Rabbit waits for the bus to Mt. Judge, and gets on when it comes.
Last night he went to Ruth’s but she wasn’t home, so he slept in a motel, waking in time to go to work, but “something” kept him away all day.
He tries to figure out what the “something” was, sure that it killed Rebecca.
He knew that part of it was wanting to see Ruth and waiting around all day for her.
But he’d eventually given up.
He realizes that he knew something wasn’t right at his apartment, but stayed away hoping he would find a way not to have to go back.
He knew it wasn’t Janice’s fault, but still felt like he was trapped in a life he didn’t want.
He tries to get rid of that feeling on the bus, but only succeeds in getting sick to his stomach. From the bus stop in Mt. Judge he goes to the Springers’ and knocks, and Mrs. Springer closes it when she sees it’s him. Soon Eccles lets him in and tells him Janice is sedated. When he asks about the baby, Eccles tells him: “The undertaker has her.”
Nelson comes and Rabbit holds him and listens to his son’s short, almost impassive recounting of the events.
Eccles suggests they go outside, and they do until Mr. Springer calls them to dinner.
Rabbit can’t eat and Mr. Springer tells him that he and his wife have been talking to Eccles.
They still think Rabbit is at fault, but that they have a share in it, too, having made Janice feel insecure all her life.
Mr. Springer tells Rabbit they want to let bygones be bygones and to just keep going.
Rabbit promises to do his part. Rabbit puts Nelson to bed and tells him he’s “a good boy.”
Nelson asks if the baby has died and Rabbit tells him she has, but that she is feeling good now.
He asks Mr. Springer if he should stay, and Mr. Springer tells him to come back in the morning.
They talk about Rabbit’s job at the lot (he isn’t fired) and then goes to the apartment.

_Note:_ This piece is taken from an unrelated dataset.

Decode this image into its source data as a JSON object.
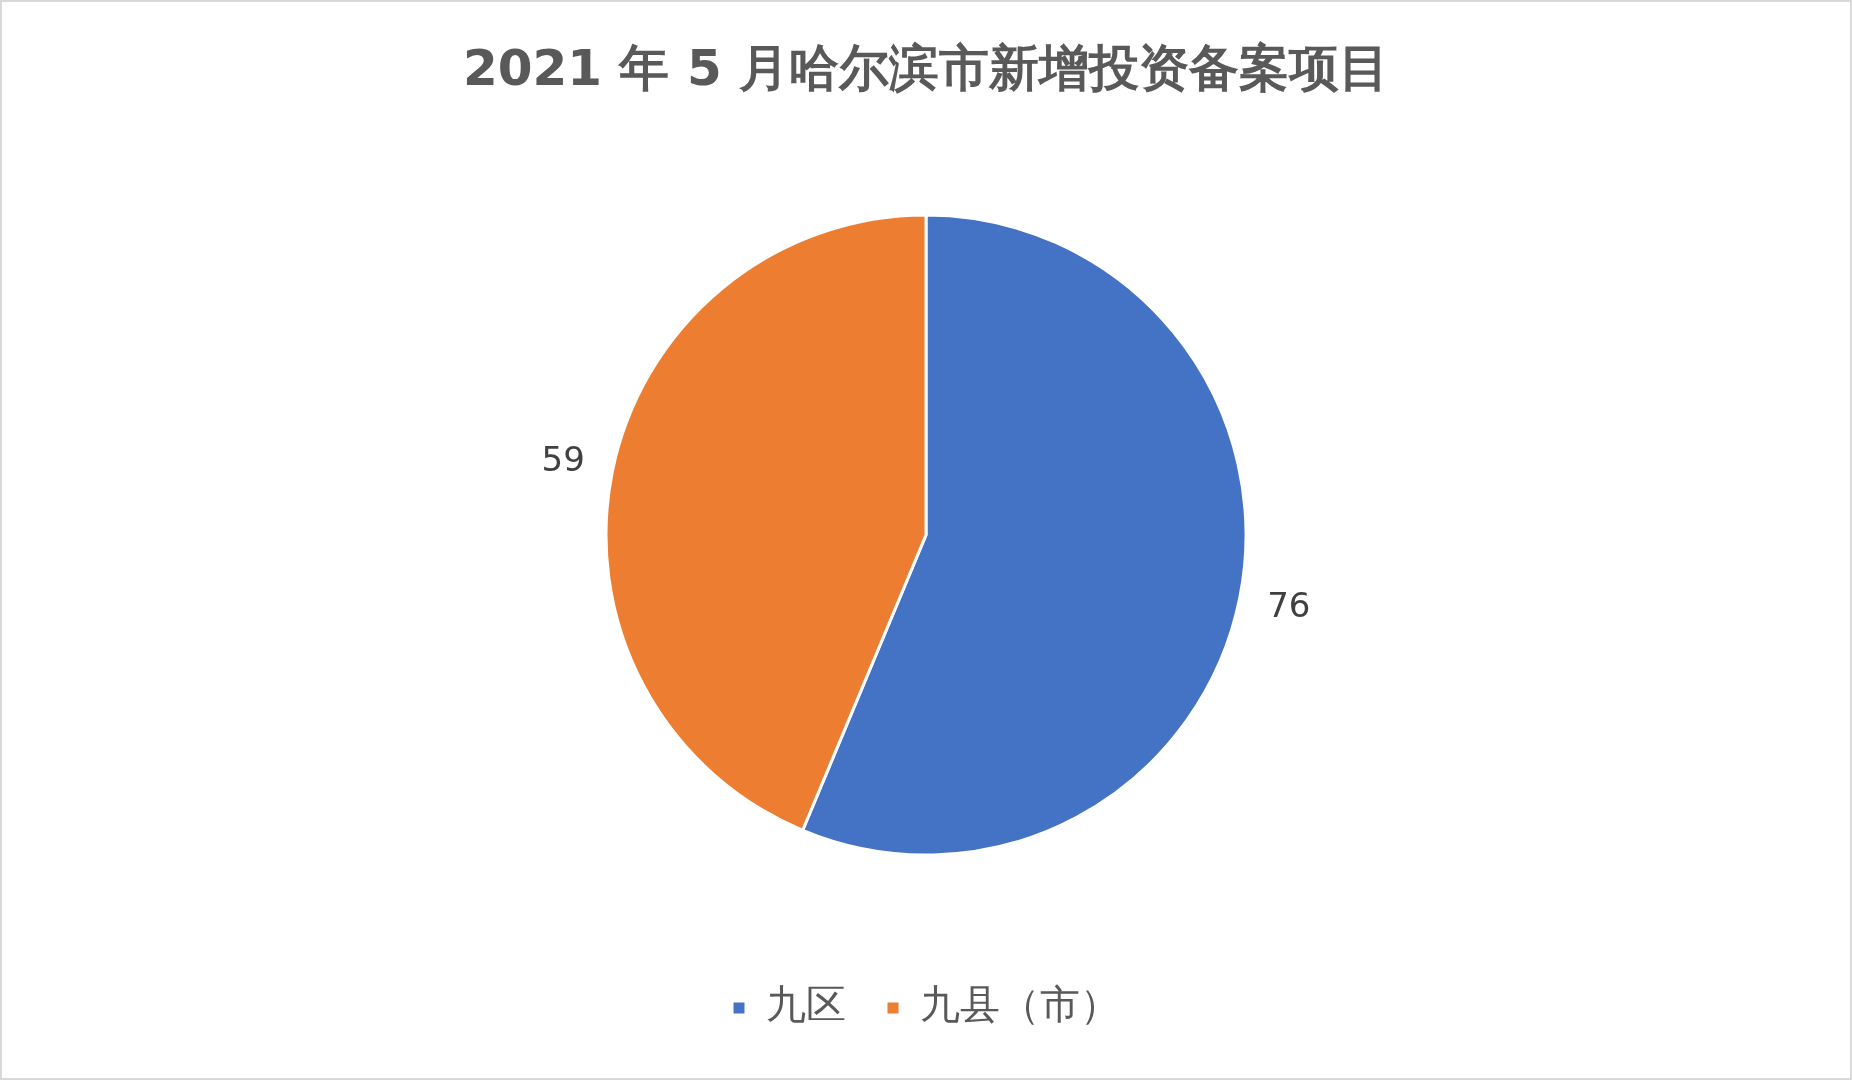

The water is still in the tub and he drains it, amazed that God couldn’t have just pulled the plug like he did.
He goes to bed, thinking he won’t sleep, but he does for a bit, then wakes and rushes over to the Springers to try to see Janice, begging forgiveness all the way there.
Mrs. Springer gives him coffee and he goes to Janice.
She tells him she doesn’t want to see anyone but him, and he tells her he doesn’t blame her, only himself. He spends the day there, and Tothero comes to see him.
Tothero is in bad shape, and mostly wants reassurance from Rabbit that he told him what to do and that Rabbit didn’t listen to him.
It’s very awkward and Rabbit is glad to see him go. Later he talks to Eccles, and wants his advice.
Eccles advises him to be a good husband and father throughout his life, and that in this way he will find “forgiveness.”
He claims it’s his fault as much as Rabbit’s, and that as horrible as what happened is, it has brought Rabbit and Janice together.
This brings Rabbit some comfort, even though it doesn’t seem to jive with the reality of the world around him.